李定邦:“你以為你和香港那邊聯係做得很隱秘?我們想查還能查不到?”
“那倒不是,我做得很明目張膽。但是我聯係,和你們聯係,這根本不是一個性質的事情。”
李定邦歎息一聲:“所以,我們需要你的支持。”
李定邦就把他們計劃的看病名額換物資的事情,給關月說了一遍,現在問她怎麼想。
關月對這個其實挺無所謂,她並不在意她的病人是哪個地方來的,隻要不是敵人就行。
敵人,也不可能略過李定邦他們,走到她的麵前。
李定邦繼續說:“我們現在農業生產太原始,現在的產量難以養活如此龐大的人口。還有工業,我們缺得太多了,但凡有一點辦法,我們都願意去嘗試。現在的情況再艱難,我們也要砥礪前進。我們會用找你看病的機會,去換取一些利益,這對你個人來說……”
關月打斷他:“我無所謂。”
“李部長,不用鋪墊那麼多話,我知道你的意思,你們去做吧。”
一句簡簡單單的話,甚至她的語氣聽起來,就像小姑娘隨手給出一根頭繩一樣隨意,李定邦卻忍不住喉頭哽咽。
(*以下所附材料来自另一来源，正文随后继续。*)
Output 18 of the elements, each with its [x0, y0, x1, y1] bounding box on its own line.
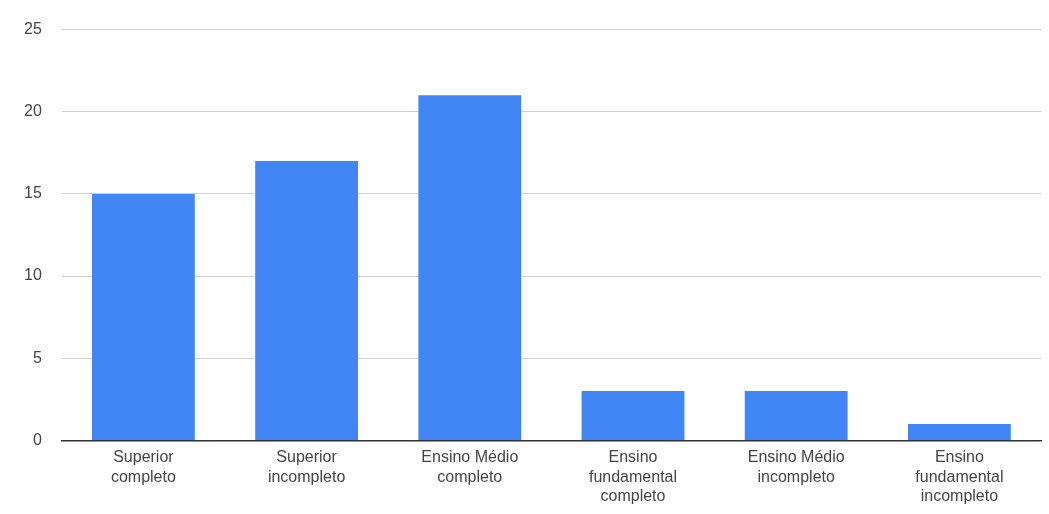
x-tick-label: Ensino fundamental completo [588, 448, 678, 504]
x-tick-label: Ensino Médio incompleto [747, 448, 845, 485]
bar [744, 391, 848, 440]
y-tick-label: 25 [24, 20, 42, 38]
bar [907, 423, 1011, 440]
x-tick-label: Superior completo [110, 448, 176, 485]
x-tick-label: Ensino fundamental incompleto [915, 448, 1004, 504]
bar [255, 161, 359, 440]
x-tick-label: Superior incompleto [267, 448, 346, 485]
bar [418, 95, 522, 440]
bar [581, 391, 685, 440]
bar [91, 193, 195, 440]
x-tick-label: Ensino Médio completo [421, 448, 519, 485]
y-tick-label: 10 [24, 266, 42, 284]
y-tick-label: 5 [32, 348, 42, 366]
y-tick-label: 15 [24, 184, 42, 202]
y-tick-label: 20 [24, 102, 42, 120]
y-tick-label: 0 [32, 430, 42, 448]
做出這個抉擇的李定邦他們,在這樣的時局之下,承擔了多大的壓力,隻有他們自己知道。
李定邦:“你有什麼要求,你說出來,能做到的我們都儘量滿足你。”
“還真有。”
關月想要病毒學方麵的書籍,顧隨爸媽都在找,但是還沒找到。另外,研究病毒需要很先進的儀器,她手裡一樣東西都沒有。
李定邦笑了笑:“你要的我們還真沒有。但是你放心,我們沒有無所謂,到時候自然有人把你要的東西送到你手裡。”
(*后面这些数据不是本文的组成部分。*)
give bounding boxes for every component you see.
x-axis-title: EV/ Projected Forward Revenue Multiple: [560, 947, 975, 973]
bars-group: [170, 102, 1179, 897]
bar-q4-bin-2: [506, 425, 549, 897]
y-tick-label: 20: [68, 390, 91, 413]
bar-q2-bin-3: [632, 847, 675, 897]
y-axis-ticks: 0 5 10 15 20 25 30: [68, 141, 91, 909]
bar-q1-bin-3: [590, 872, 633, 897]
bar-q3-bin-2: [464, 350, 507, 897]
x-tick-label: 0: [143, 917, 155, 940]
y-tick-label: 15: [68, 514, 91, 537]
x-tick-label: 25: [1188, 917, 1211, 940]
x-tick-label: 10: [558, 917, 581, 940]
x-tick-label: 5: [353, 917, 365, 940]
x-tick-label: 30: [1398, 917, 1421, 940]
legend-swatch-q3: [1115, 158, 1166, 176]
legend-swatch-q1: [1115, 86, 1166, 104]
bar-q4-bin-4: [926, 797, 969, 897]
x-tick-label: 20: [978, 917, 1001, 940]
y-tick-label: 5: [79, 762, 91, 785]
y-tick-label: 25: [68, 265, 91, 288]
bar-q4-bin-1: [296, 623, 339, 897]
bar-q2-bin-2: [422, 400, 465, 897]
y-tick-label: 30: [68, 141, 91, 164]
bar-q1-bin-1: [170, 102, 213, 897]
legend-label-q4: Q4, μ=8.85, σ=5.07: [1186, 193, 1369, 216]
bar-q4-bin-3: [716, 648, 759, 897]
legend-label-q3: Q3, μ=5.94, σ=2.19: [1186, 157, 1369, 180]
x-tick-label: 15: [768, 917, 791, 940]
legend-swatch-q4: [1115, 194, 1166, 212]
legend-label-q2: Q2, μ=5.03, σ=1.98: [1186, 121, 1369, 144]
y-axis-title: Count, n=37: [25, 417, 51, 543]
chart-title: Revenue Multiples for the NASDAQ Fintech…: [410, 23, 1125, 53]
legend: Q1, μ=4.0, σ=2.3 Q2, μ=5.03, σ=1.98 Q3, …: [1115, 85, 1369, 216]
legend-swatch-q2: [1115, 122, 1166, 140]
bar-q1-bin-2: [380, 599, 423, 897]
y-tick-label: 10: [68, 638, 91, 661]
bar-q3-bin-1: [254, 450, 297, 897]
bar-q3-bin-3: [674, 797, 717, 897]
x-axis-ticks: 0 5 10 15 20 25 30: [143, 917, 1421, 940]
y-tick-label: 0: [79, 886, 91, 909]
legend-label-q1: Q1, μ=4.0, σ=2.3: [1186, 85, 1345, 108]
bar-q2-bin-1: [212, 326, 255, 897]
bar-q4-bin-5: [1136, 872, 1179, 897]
關月答應後,所有的關節都打通了,大年三十早上,香港的徐華平和章明銳,接到了一個電話,以及一張清單。
兩人掛掉電話後,大年三十中午都顧不得呆在家裡,在章家碰了個頭,兩人當即找關係去辦清單上的東西。
清單上最重要的兩條生產線,章明銳早就準備好了。除了生產線之外,還有一些外國書籍,以及醫學儀器,現在時間緊張,他找不到新的,就直接找關係去把香港幾家私立醫院以及化學研究所的儀器買下來。
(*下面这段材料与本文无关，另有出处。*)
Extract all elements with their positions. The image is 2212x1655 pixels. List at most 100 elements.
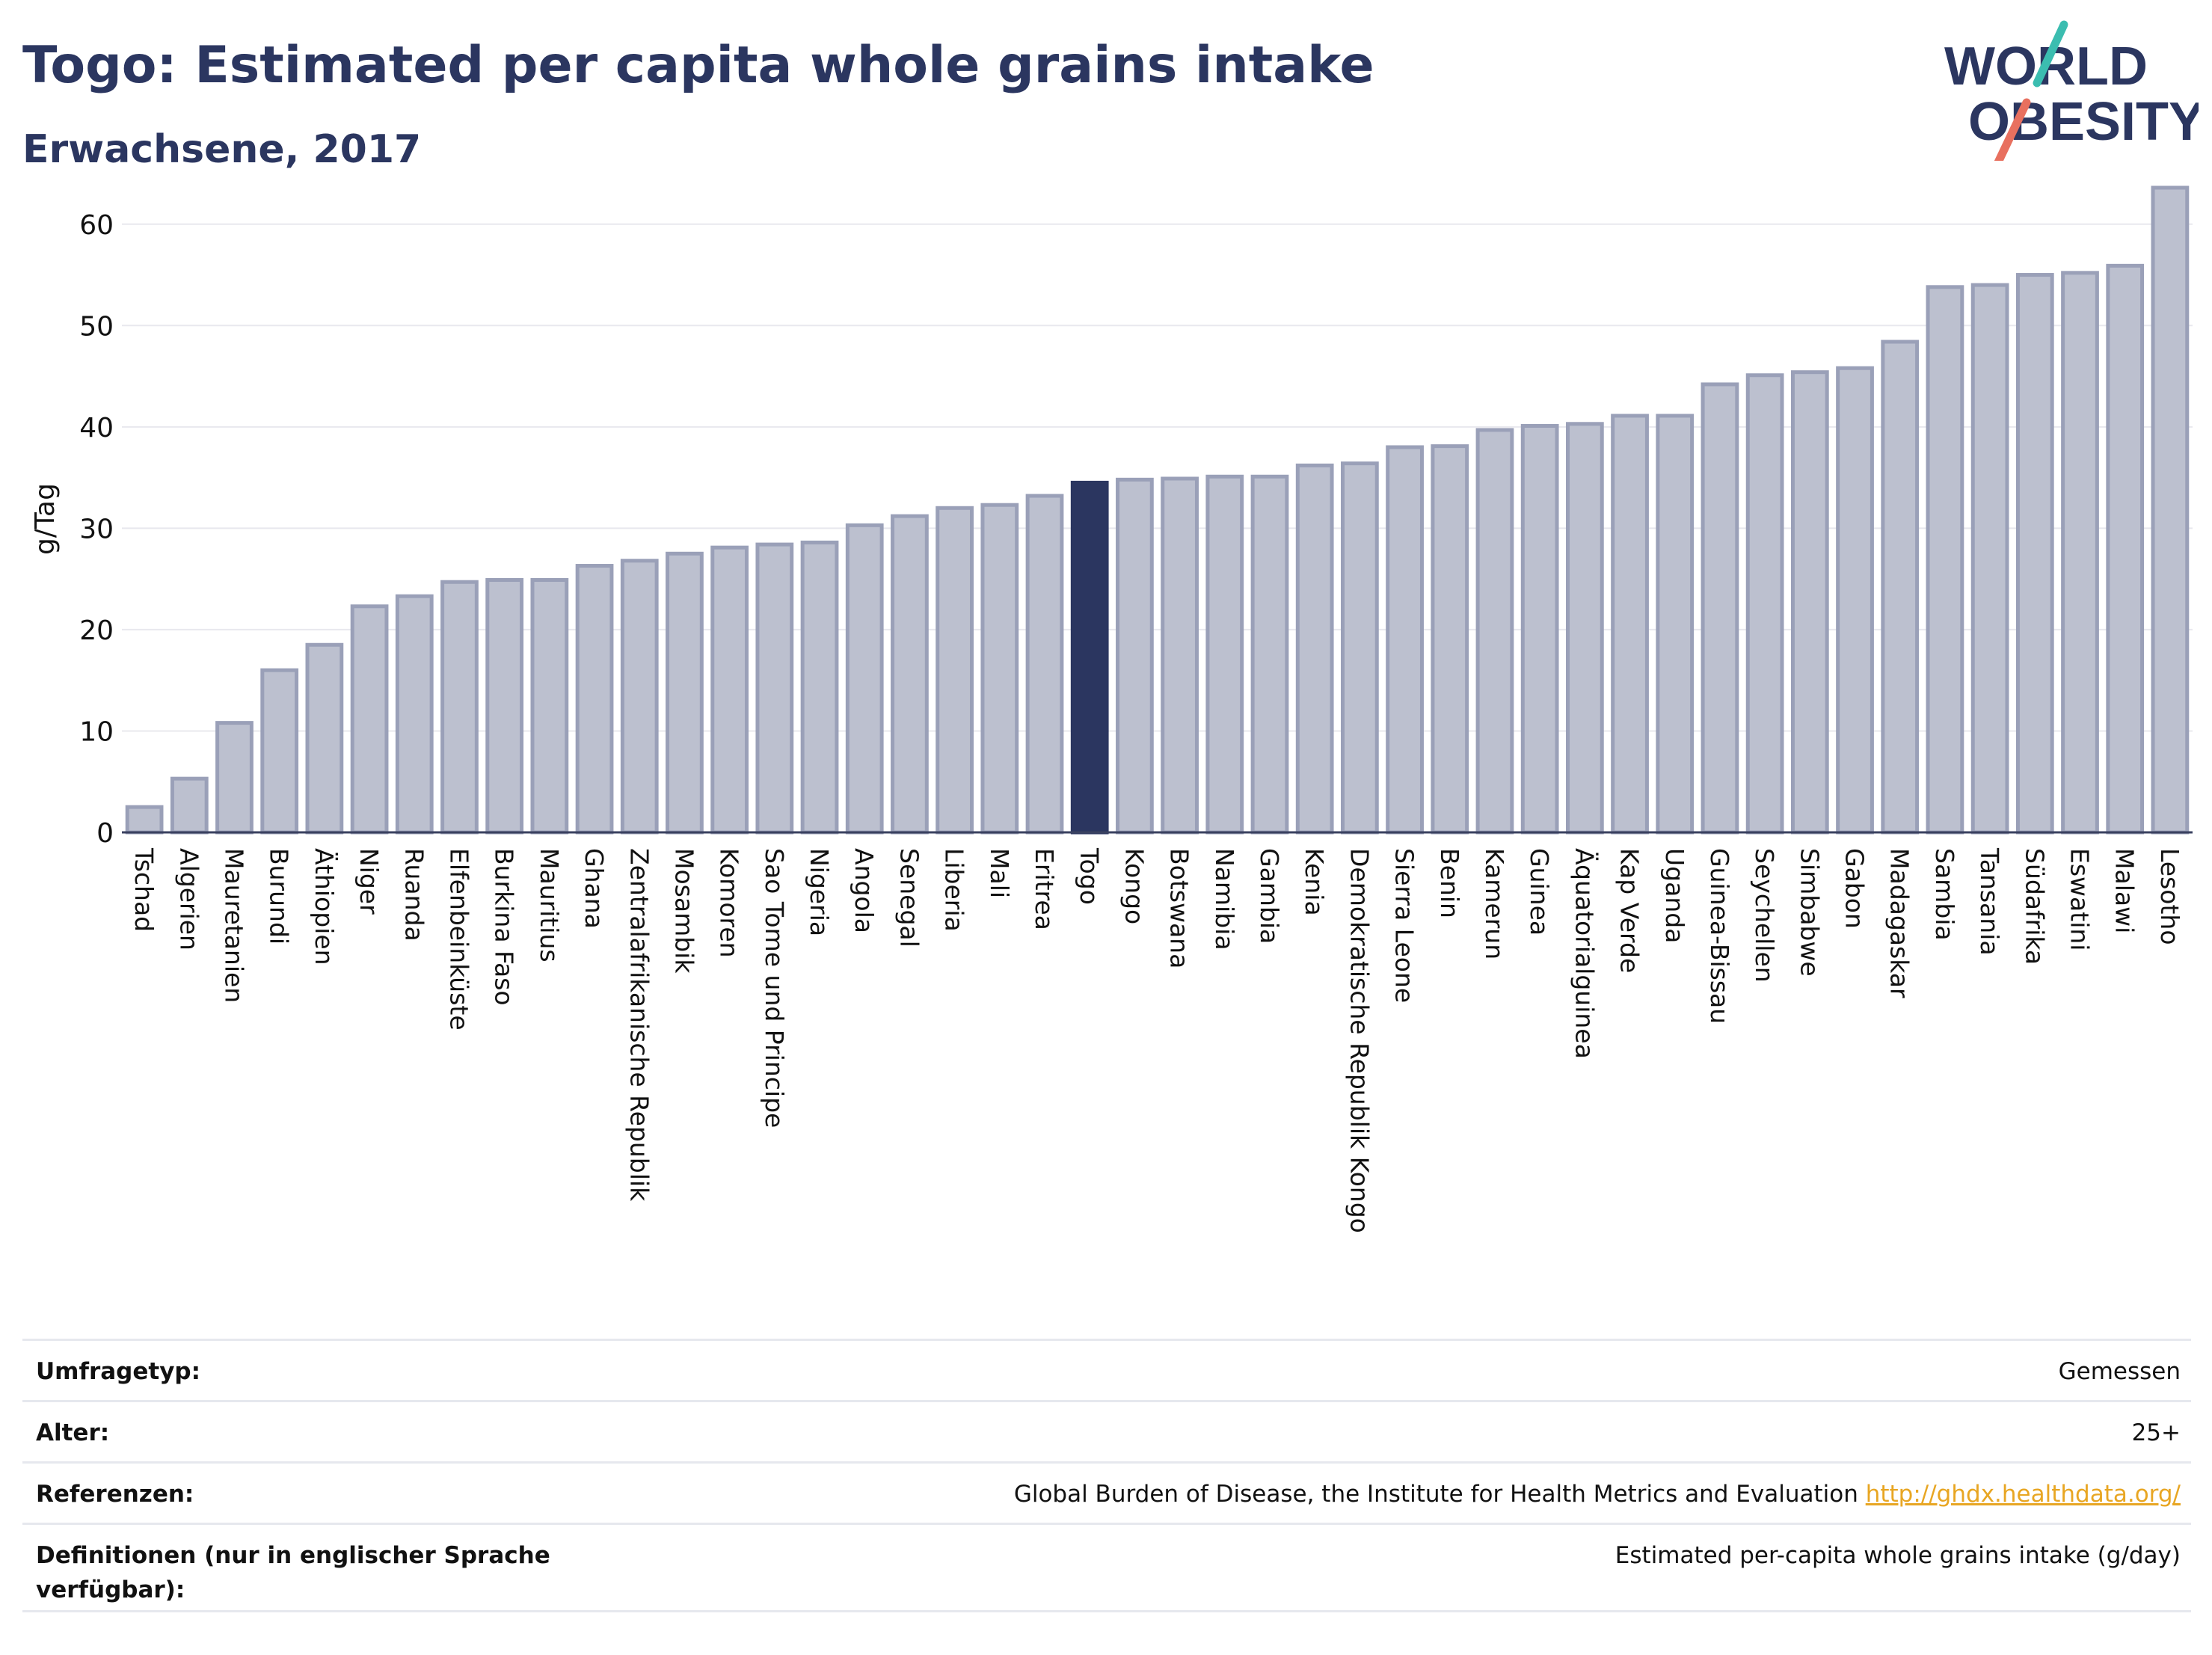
x-tick-label: Burundi [265, 848, 294, 945]
x-tick-label: Nigeria [805, 848, 834, 936]
x-tick-label: Kongo [1119, 848, 1149, 924]
bar-uganda [1656, 414, 1695, 835]
bar-liberia [936, 506, 974, 835]
x-tick-label: Gambia [1255, 848, 1284, 944]
x-tick-label: Eritrea [1030, 848, 1059, 930]
x-tick-label: Kamerun [1480, 848, 1509, 959]
bar-ruanda [395, 594, 434, 835]
bar-gambia [1250, 474, 1289, 835]
bar-zentralafrikanische-republik [620, 559, 659, 835]
meta-value: Global Burden of Disease, the Institute … [1013, 1481, 2181, 1508]
bar-eswatini [2061, 271, 2099, 835]
meta-row: Definitionen (nur in englischer Sprache … [22, 1523, 2191, 1612]
bar-simbabwe [1790, 370, 1829, 835]
y-tick-label: 10 [79, 716, 114, 747]
x-tick-label: Togo [1075, 847, 1104, 905]
meta-row: Referenzen: Global Burden of Disease, the… [22, 1461, 2191, 1523]
x-tick-label: Sierra Leone [1390, 848, 1419, 1003]
bar-nigeria [800, 540, 839, 835]
bar-angola [845, 523, 884, 835]
meta-row: Alter: 25+ [22, 1400, 2191, 1461]
x-tick-label: Mauritius [535, 848, 564, 962]
x-tick-label: Guinea [1525, 848, 1554, 936]
y-axis-label: g/Tag [30, 483, 61, 555]
bar-botswana [1161, 476, 1199, 835]
logo-slash-coral [1994, 98, 2031, 161]
bar-senegal [891, 514, 929, 835]
bar-niger [350, 604, 389, 835]
x-tick-label: Gabon [1840, 848, 1870, 929]
bar-äquatorialguinea [1565, 422, 1604, 835]
chart-subtitle: Erwachsene, 2017 [22, 127, 422, 172]
x-tick-label: Mali [985, 848, 1014, 898]
bar-sambia [1926, 285, 1964, 835]
bar-malawi [2106, 263, 2145, 835]
bar-burundi [260, 668, 299, 835]
bar-eritrea [1025, 494, 1064, 835]
bar-tschad [125, 805, 164, 835]
bar-elfenbeinküste [440, 580, 479, 835]
bar-mosambik [666, 551, 704, 835]
x-tick-label: Zentralafrikanische Republik [624, 848, 654, 1202]
x-tick-label: Ruanda [399, 848, 428, 942]
y-tick-label: 50 [79, 311, 114, 342]
x-tick-label: Kenia [1300, 848, 1329, 916]
x-tick-label: Tschad [129, 847, 159, 932]
x-tick-label: Tansania [1975, 847, 2004, 956]
bar-demokratische-republik-kongo [1341, 461, 1379, 835]
x-tick-label: Senegal [894, 848, 924, 948]
x-tick-label: Sambia [1930, 848, 1959, 941]
x-tick-label: Botswana [1165, 848, 1194, 968]
bar-kap-verde [1611, 414, 1649, 835]
y-tick-label: 60 [79, 210, 114, 241]
y-tick-label: 40 [79, 413, 114, 443]
bar-südafrika [2015, 273, 2054, 835]
x-tick-label: Madagaskar [1885, 848, 1914, 998]
bar-benin [1431, 444, 1469, 835]
x-tick-label: Mosambik [669, 848, 698, 974]
x-tick-label: Kap Verde [1615, 848, 1644, 973]
bar-kamerun [1475, 428, 1514, 835]
meta-row: Umfragetyp: Gemessen [22, 1339, 2191, 1400]
x-tick-label: Lesotho [2155, 848, 2184, 945]
x-tick-label: Uganda [1660, 848, 1689, 943]
bars [125, 185, 2190, 835]
bar-sierra-leone [1386, 445, 1424, 835]
bar-guinea-bissau [1701, 382, 1739, 835]
bar-kenia [1295, 463, 1334, 835]
x-tick-label: Benin [1435, 848, 1464, 918]
meta-value: Gemessen [2058, 1358, 2181, 1385]
metadata-table: Umfragetyp: Gemessen Alter: 25+ Referenzen: G… [22, 1339, 2191, 1612]
bar-äthiopien [305, 642, 344, 835]
x-tick-label: Burkina Faso [490, 848, 519, 1006]
bar-mauretanien [215, 721, 254, 835]
bar-togo [1070, 480, 1109, 835]
reference-link[interactable]: http://ghdx.healthdata.org/ [1865, 1481, 2181, 1508]
bar-kongo [1116, 477, 1154, 835]
chart-title: Togo: Estimated per capita whole grains … [22, 36, 1374, 95]
x-tick-label: Algerien [174, 848, 203, 951]
meta-label: Alter: [36, 1419, 110, 1446]
x-tick-label: Seychellen [1750, 848, 1779, 983]
world-obesity-logo: WORLD OBESITY [1944, 20, 2199, 161]
bar-algerien [170, 776, 209, 835]
bar-komoren [710, 545, 749, 835]
bar-gabon [1836, 366, 1874, 835]
axes: 0 10 20 30 40 50 60 Tschad Algerien Mauretanien Bu… [79, 210, 2193, 1233]
x-tick-label: Angola [850, 848, 879, 933]
bar-seychellen [1745, 373, 1784, 835]
x-tick-label: Malawi [2110, 848, 2139, 933]
x-tick-label: Guinea-Bissau [1705, 848, 1734, 1024]
bar-tansania [1970, 283, 2009, 835]
x-tick-label: Äquatorialguinea [1570, 848, 1599, 1059]
y-tick-label: 0 [96, 818, 114, 849]
x-tick-label: Komoren [715, 848, 744, 958]
meta-label: Definitionen (nur in englischer Sprache … [36, 1542, 550, 1603]
bar-madagaskar [1881, 340, 1920, 835]
x-tick-label: Elfenbeinküste [444, 848, 473, 1031]
x-tick-label: Ghana [580, 848, 609, 929]
x-tick-label: Sao Tome und Principe [760, 848, 789, 1128]
bar-mauritius [530, 578, 569, 835]
x-tick-label: Namibia [1210, 848, 1239, 951]
bar-lesotho [2151, 185, 2190, 835]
徐華平那邊,他的資產比不過章明銳,他想回內地看病,給不起生產線,但也需要提供另一些東西。
江芝說:“這些東西不便宜,但也不會讓我們家傷筋動骨。”
徐華平:“章先生說,那邊應該已經提前調查過我們。”
徐華安得意地翹起腳:“你忘了上次送過來的信?關月現在已經是療養院的特聘醫生,肯定很讓他們重視。其他的事我不管,大哥你回去看病,我肯定要跟你一起回去看看我徒弟。”
每次都在信裡聽蔡國福說他的徒弟有多優秀,惹得他心癢癢。還有那個叫顧隨的臭小子,他要回去看看,居然敢勾搭他的徒弟,他要打斷他的腿。
“放心,肯定帶你去。”
江芝:“有沒有說什麼時候回去?安不安全?”
“應該很安全。章先生說,他那邊兩天之內就能把東西準備齊全送過去,剩下的就是消息。”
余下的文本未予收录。